Ascoli Piceno; accoltellato in strada

Tutto è accaduto in pochi attimi intorno alle 22 di venerdì sera, un 56enne originario di Salerno, Franco Lettieri, è stato ucciso con diversi colpi di coltello e poi lasciato in una pozza di sangue. L’aggressione è avvenuta in via dei Soderini, nei presi di Porta Romana, ad Ascoli Piceno.

Immediato l’intervento dei soccorritori, chiamati dai vicini allertati dalle grida che provenivano dalla strada, anche se purtroppo non c’è stato nulla da fare. L’aggressore ha reciso l’arteria femorale dell’uomo, ferita che ha causato la morte per dissanguamento in pochi minuti.

Lettieri era un uomo conosciuto nel quartiere, spesso visto girare per le vie in bici o monopattino e fermarsi a chiacchierare. Secondo quando riferisce TgCom24, il 56enne era anche un nome noto alle forze dell’ordine e legato ad un congiunto del presunto aggressore a causa di un traffico di droga.

Fermato un uomo

Prima di morire, Franco Lettieri è riuscito ad identificare il suo aggressore e a riferirlo alle forze dell’ordine.
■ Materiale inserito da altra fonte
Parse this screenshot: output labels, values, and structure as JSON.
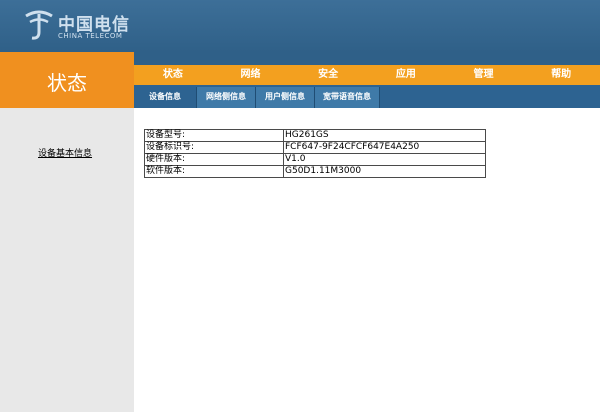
{
  "brand": {
    "name_cn": "中国电信",
    "name_en": "CHINA TELECOM",
    "logo_color": "#cfe0ee"
  },
  "page_title": "状态",
  "main_nav": [
    "状态",
    "网络",
    "安全",
    "应用",
    "管理",
    "帮助"
  ],
  "sub_nav": [
    "设备信息",
    "网络侧信息",
    "用户侧信息",
    "宽带语音信息"
  ],
  "sidebar": {
    "items": [
      "设备基本信息"
    ]
  },
  "device_info": {
    "rows": [
      {
        "label": "设备型号:",
        "value": "HG261GS"
      },
      {
        "label": "设备标识号:",
        "value": "FCF647-9F24CFCF647E4A250"
      },
      {
        "label": "硬件版本:",
        "value": "V1.0"
      },
      {
        "label": "软件版本:",
        "value": "G50D1.11M3000"
      }
    ]
  },
  "colors": {
    "header_blue": "#2f6088",
    "orange": "#f0901f",
    "nav_orange": "#f3a01f",
    "subnav_blue": "#2d6391",
    "sidebar_gray": "#e8e8e8"
  }
}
Nella notte è stato arrestato con l’accusa di omicidio volontario un uomo di 57 anni di origini rumene, un muratore residente anche lui ad Ascoli Piceno. Nella notte il procuratore Umberto Monti e i militari lo hanno interrogato; l’uomo non ha confessato l’omicidio.
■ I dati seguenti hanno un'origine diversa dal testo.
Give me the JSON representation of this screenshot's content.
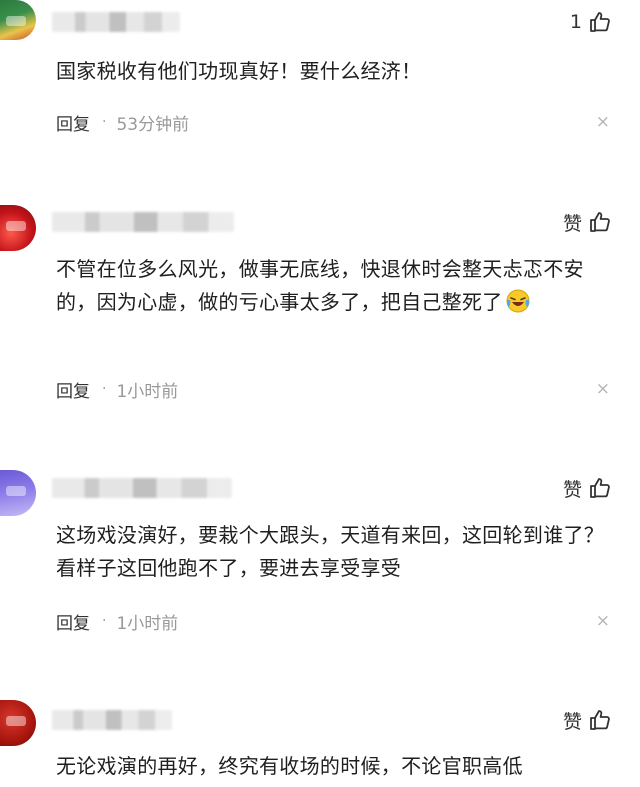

L’uomo però, riferisce Ansa, si trova al momento in carcere, ad incastrarlo alcuni elementi probatori raccolti sul luogo dell’omicidio e dal nome fatto dalla vittima prima del decesso. Le indagini però proseguono, l’arrestato non ha confessato e gli inquirenti stanno ancora cercando di ricostruire il movente.